The Chamber Orchestra of the Triangle, under the direction of its artistic director Lorenzo Muti, joined forces with the Concert Singers of Cary, Lawrence Speakman, director, and four exceptional local soloists for an outstanding concert titled “Masterpieces of Religious Poetry.”
Specifically, the two poems we heard set to music were book ends of the experience of Mary as the mother of Jesus. The first one was Mary’s response to the news that she would bear the son of God; the Magnificat, from the first chapter of Luke, here set to music by J.S. Bach in 1723. The second poem was the 13th century meditation on Mary’s experience at the foot of the cross as her son was being crucified – the Stabat Mater, as set to music by Giovanni Bautista Pergolesi in 1636.
The soloists for the performance were soprano Andrea Edith Moore, alto Mary Gayle Greene, tenor Aaron Carlyle, and bass Donald Milholin; all familiar to Triangle audiences for their outstanding work in area concert and operatic performances.
The program began with the Stabat Mater, composed by Pergolesi in the last few weeks before he died of tuberculosis at the age of 26. He employed elements of the Baroque era which was in its infancy at this time. His Stabat Mater was innovative in the field of sacred music in the way it offers a very personal response to the religious experience. Though some criticized it for the operatic elements employed, it became very popular after Pergolesi’s death, as evidenced by the large number of copies found remaining in many sites yet today.
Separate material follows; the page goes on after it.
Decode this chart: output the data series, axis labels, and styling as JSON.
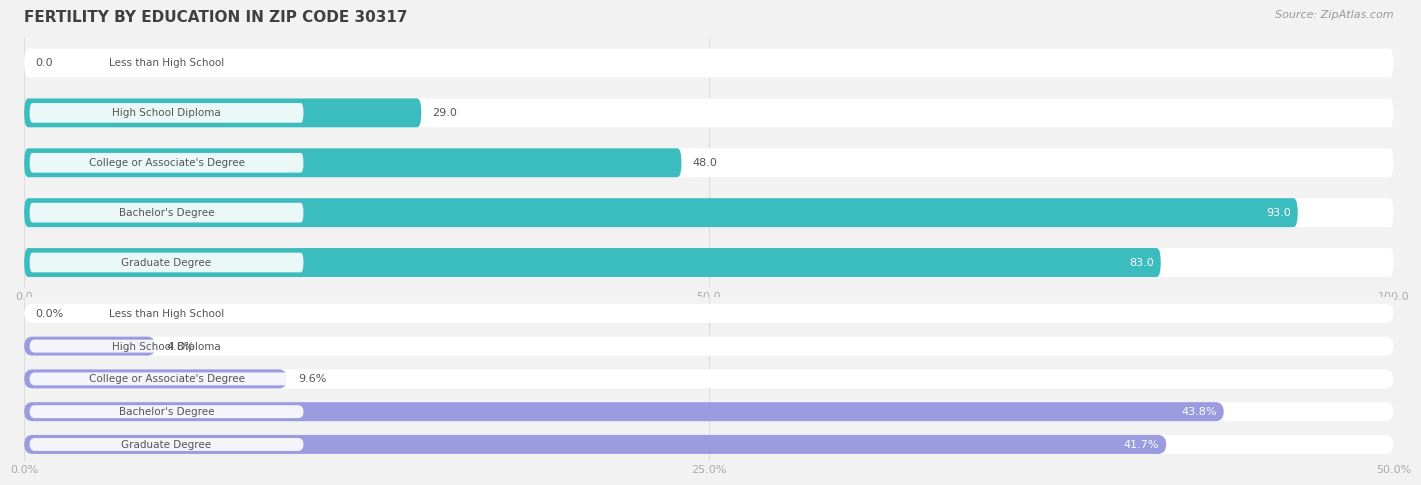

The opening verse, sung by the women of the Concert Singers of Cary, expresses Mary’s sorrow as she weeps at the foot of the cross. Through heart-rending suspensions and gentle string accompaniment, Pergolesi puts us in touch with Mary’s sorrow. The second stanza, sung by Moore, expands on the grief of the mother’s experience through an exquisite melody, sung with deeply-felt expression. For the third stanza, Moore was joined by Greene in a duet which further describes Mary’s suffering.
Each verse invites the listener to share the sorrow of the mother and entreats all witnesses in the end to share in the victory of Christ over death. Pergolesi’s music, performed with well-paced and balanced skill by the instrumental ensemble, choristers, and soloists, provided an emotionally charged lovely devotional experience.
After intermission we heard a performance of J.S. Bach’s Magnificat in D, S.243, composed in the full fruition of the Baroque era, some 87 years after Pergolesi’s Stabat Mater. It opens with piccolo trumpets playing a joyous fanfare above the dancing orchestra, which includes flutes and oboes as well as tympani. After about 30 measures, the sopranos enter with a whirling melismatic treatment of the word "magnificat," to be followed by altos and tenors and then basses. The orchestra was outstanding with precise entrances, superbly shaped phrasing, and ideally balanced voicing and ensemble. The trumpets were crisp and light and sparkled with the full orchestral sound.
The choir’s entrance not only matched the orchestra’s joyous ensemble but also added to it. The melismas were both crisp and smooth. The singers' entrances, timing, and cut-offs were precise. The singing was paced by a sense of excitement and joy. I cannot recall having heard a performance that affected me like this. I felt fullness in my chest, and I wanted to get up and dance with abandon.
The second movement, “Et exultavit,” a solo, was sung by Greene. It continues the joy of the opening but in a less extroverted way. The supreme standards set in the opening were continued in every respect. The third movement, “Quia respexit” was rendered by Moore in her rich full-bodied voice, accompanied by one of Bach’s exquisite oboe obbligatos. A more gorgeous setting and rendition of music depicting the simple and humble virgin is unimaginable. The fourth movment, “Omnes generationes,” was sung by the choir with vigor and dignity. The bass solo, “Quia fecit,” sung by Milholin, was accompanied only by the continuo instruments. His deep, rich voice intoned Mary’s gratitude for the great things done for her. In No. 6, “Et misericordia,” God’s mercy is portrayed by an alto and tenor duet accompanied by violins and flutes.
Movement no. 7, “Fecit potentium,” is another powerful chorus that harks back to the first movement including the marvelous trumpets. “Deposuit potentes” was sung by Carlyle and accompanied by violins. “Esurientes,” an alto solo accompanied by two flutes, was sung by Greene.
After two more glorious choruses, Bach concludes the Magnificat with a phenomenal “Gloria Patri.” Changing the time signature from common time to triple meter, the “Gloria Patri” rises from the depths, led by the bases, and then descends from above as though the angels were also joining in. This leads to the glorious music that began the piece which now ties it all together with a thrilling conclusion.
Throughout the performance, the highest standards were maintained. Speakman clearly had the choir prepared for a peak performance. Muti, maintained excellent tempi and phrasing; intonation and ensemble were well-balanced and blended, and the program was a thrill to hear. It was certainly one of the finest performances of this concert season in the Triangle.